Bonjour à toutes et à tous,
Je profite de ce dimanche matin tranquille pour vous raconter les événements marquants des derniers jours pour nous, Québécois à Buenos Aires.
Vendredi, nous avons visité le célèbre quartier de la Boca. C'est de cet endroit que proviennent les populaires images de maisons en tôles aux multiples couleurs vives. C'est aussi dans ce quartier qu'est située le légendaire Club Atletico Boca Juniors, ancien club de Diego Maradona. L'endroit est extrêmement touristique, à un point tel que tout semble faux.
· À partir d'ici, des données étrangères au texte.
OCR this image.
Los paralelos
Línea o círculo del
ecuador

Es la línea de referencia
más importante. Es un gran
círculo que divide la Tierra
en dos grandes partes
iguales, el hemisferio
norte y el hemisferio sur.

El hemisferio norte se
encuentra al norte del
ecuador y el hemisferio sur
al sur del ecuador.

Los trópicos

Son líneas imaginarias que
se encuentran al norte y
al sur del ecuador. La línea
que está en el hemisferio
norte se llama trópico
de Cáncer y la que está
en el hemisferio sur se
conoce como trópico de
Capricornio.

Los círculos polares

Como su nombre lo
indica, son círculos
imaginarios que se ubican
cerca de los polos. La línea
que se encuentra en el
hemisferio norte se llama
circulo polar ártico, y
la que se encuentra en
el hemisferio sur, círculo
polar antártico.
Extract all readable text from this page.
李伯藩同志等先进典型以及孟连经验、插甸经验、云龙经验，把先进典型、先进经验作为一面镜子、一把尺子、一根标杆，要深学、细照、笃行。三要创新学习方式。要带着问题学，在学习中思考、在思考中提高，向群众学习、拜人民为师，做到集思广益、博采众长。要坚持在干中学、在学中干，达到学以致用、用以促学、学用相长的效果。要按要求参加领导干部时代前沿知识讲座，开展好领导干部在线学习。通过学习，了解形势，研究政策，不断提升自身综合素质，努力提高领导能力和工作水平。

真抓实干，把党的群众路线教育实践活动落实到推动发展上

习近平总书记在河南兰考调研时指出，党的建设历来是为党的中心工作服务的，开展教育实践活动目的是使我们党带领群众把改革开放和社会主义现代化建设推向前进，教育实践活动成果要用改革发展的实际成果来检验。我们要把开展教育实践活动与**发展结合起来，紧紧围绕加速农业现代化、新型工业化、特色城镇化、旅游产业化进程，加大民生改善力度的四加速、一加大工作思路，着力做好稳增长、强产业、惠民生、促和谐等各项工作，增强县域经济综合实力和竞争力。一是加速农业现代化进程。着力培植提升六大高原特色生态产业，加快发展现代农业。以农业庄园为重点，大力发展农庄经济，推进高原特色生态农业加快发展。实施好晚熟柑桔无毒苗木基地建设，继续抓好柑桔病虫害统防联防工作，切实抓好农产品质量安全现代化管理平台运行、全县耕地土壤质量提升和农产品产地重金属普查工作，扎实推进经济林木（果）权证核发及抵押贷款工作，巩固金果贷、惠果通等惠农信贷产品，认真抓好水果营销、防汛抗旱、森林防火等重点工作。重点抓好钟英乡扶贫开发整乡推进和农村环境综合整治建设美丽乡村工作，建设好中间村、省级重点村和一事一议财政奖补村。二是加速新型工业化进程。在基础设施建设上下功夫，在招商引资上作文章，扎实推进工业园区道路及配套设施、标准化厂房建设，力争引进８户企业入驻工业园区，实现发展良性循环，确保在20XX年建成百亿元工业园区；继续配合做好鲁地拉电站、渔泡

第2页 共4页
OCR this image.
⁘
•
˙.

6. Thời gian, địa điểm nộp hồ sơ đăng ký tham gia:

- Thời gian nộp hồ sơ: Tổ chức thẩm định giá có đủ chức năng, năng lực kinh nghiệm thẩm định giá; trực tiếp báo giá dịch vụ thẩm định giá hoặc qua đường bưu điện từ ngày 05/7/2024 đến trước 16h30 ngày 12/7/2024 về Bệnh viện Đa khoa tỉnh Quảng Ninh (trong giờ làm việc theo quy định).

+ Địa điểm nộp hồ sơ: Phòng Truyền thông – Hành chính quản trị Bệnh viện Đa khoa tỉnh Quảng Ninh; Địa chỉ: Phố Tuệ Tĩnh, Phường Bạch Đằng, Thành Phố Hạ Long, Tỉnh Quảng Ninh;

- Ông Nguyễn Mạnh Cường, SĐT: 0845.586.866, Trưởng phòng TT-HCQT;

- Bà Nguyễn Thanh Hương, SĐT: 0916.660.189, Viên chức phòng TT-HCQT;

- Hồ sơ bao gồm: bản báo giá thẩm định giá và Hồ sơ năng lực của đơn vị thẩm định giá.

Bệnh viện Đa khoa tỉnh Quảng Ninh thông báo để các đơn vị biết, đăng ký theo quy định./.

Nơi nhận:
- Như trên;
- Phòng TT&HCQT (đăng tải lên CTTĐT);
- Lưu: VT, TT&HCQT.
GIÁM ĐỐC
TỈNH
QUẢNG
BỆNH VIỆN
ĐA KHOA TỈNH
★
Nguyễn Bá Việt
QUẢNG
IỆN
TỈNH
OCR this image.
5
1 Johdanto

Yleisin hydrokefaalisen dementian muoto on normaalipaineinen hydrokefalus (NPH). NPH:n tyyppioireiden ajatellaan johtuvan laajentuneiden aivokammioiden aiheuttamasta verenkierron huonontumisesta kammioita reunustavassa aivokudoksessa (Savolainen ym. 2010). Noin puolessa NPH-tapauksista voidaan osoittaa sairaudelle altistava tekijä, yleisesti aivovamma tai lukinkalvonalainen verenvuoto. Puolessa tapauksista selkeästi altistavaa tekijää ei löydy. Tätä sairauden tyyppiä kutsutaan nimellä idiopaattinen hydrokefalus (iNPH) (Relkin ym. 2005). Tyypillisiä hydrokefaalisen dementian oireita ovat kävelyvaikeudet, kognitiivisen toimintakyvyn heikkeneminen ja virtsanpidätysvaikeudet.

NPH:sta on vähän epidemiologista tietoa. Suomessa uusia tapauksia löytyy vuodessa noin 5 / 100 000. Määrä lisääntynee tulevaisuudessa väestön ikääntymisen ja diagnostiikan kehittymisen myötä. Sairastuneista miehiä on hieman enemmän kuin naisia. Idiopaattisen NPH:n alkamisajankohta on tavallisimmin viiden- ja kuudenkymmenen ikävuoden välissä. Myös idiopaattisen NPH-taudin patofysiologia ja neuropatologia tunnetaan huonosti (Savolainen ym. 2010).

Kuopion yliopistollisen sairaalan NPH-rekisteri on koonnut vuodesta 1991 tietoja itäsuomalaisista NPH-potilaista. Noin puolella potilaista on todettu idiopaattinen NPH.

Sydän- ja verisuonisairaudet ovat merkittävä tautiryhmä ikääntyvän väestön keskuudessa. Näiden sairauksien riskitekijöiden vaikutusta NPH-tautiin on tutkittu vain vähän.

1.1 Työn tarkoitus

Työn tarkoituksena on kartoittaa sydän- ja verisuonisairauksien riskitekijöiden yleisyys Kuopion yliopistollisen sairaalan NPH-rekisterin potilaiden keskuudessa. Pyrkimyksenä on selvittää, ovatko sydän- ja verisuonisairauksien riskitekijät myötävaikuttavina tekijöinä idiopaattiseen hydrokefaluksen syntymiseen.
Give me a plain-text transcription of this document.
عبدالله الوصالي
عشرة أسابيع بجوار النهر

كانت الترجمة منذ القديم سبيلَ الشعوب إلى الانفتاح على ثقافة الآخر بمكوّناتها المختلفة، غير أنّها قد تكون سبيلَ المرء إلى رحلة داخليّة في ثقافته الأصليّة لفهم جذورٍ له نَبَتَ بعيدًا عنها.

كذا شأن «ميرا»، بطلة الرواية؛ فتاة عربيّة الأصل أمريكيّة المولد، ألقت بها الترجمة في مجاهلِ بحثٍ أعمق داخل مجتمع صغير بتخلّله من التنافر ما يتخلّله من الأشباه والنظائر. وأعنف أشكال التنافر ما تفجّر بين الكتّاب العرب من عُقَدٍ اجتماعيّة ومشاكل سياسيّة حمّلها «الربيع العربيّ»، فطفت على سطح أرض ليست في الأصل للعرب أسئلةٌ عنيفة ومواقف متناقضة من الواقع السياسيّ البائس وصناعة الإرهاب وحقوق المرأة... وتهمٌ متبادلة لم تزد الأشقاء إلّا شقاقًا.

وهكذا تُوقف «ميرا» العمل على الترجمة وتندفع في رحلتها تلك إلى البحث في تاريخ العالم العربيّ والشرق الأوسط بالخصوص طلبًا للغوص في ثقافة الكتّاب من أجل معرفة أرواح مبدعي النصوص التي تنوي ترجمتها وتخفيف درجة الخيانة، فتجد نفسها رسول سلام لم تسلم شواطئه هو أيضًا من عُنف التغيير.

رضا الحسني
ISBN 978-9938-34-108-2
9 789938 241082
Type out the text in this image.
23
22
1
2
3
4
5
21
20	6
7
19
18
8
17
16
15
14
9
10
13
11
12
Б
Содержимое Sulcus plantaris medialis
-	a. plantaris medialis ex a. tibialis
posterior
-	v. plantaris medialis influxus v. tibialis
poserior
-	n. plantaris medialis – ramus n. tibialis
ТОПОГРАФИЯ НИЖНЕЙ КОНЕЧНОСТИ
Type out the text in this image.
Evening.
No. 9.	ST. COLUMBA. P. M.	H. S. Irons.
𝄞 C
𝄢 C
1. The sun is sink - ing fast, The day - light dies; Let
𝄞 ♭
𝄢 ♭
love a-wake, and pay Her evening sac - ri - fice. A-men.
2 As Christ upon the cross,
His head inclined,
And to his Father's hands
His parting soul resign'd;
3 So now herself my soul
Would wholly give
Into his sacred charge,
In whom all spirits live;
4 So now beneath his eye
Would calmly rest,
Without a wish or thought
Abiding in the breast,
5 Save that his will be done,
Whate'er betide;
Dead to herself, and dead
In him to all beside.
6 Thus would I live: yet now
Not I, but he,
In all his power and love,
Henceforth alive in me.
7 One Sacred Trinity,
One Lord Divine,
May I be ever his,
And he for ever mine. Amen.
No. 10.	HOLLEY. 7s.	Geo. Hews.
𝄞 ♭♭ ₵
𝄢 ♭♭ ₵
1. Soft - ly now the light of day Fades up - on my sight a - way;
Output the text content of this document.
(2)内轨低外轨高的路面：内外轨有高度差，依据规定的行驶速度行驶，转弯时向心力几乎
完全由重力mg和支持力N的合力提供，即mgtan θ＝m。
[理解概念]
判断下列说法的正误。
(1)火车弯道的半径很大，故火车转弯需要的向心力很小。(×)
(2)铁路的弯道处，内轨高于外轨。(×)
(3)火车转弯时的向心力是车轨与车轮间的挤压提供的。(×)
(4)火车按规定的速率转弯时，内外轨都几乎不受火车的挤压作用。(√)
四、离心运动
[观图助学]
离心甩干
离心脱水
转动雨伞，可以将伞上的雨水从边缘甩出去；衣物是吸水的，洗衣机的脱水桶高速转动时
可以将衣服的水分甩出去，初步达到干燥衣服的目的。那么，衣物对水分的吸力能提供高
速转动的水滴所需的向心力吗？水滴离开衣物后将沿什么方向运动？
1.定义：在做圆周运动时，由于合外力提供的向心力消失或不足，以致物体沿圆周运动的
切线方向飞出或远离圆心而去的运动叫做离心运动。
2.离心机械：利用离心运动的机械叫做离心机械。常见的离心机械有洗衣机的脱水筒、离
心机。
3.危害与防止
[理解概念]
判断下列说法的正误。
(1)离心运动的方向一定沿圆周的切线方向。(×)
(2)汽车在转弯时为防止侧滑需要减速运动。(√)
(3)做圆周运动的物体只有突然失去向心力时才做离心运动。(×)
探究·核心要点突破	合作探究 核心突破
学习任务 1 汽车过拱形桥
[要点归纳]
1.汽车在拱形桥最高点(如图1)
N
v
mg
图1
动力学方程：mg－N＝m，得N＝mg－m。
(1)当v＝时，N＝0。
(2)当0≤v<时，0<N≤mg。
Les 5-6 rues colorées de ce quartier sont très belles, mais on se fait harceler sans cesse par des vendeurs, des restaurateurs, des danseurs de tango ou des mendiants. Outre ces quelques rues revampées, le quartier est, et a historiquement toujours été un lieu pauvre, propre à l'agitation sociale. Lors de notre visite, il y avait une grande présence policière. C'est probablement ce curieux mélange entre pauvreté et richesse qui nous a agacé. Mais bon c'était quand même quelque chose à voir.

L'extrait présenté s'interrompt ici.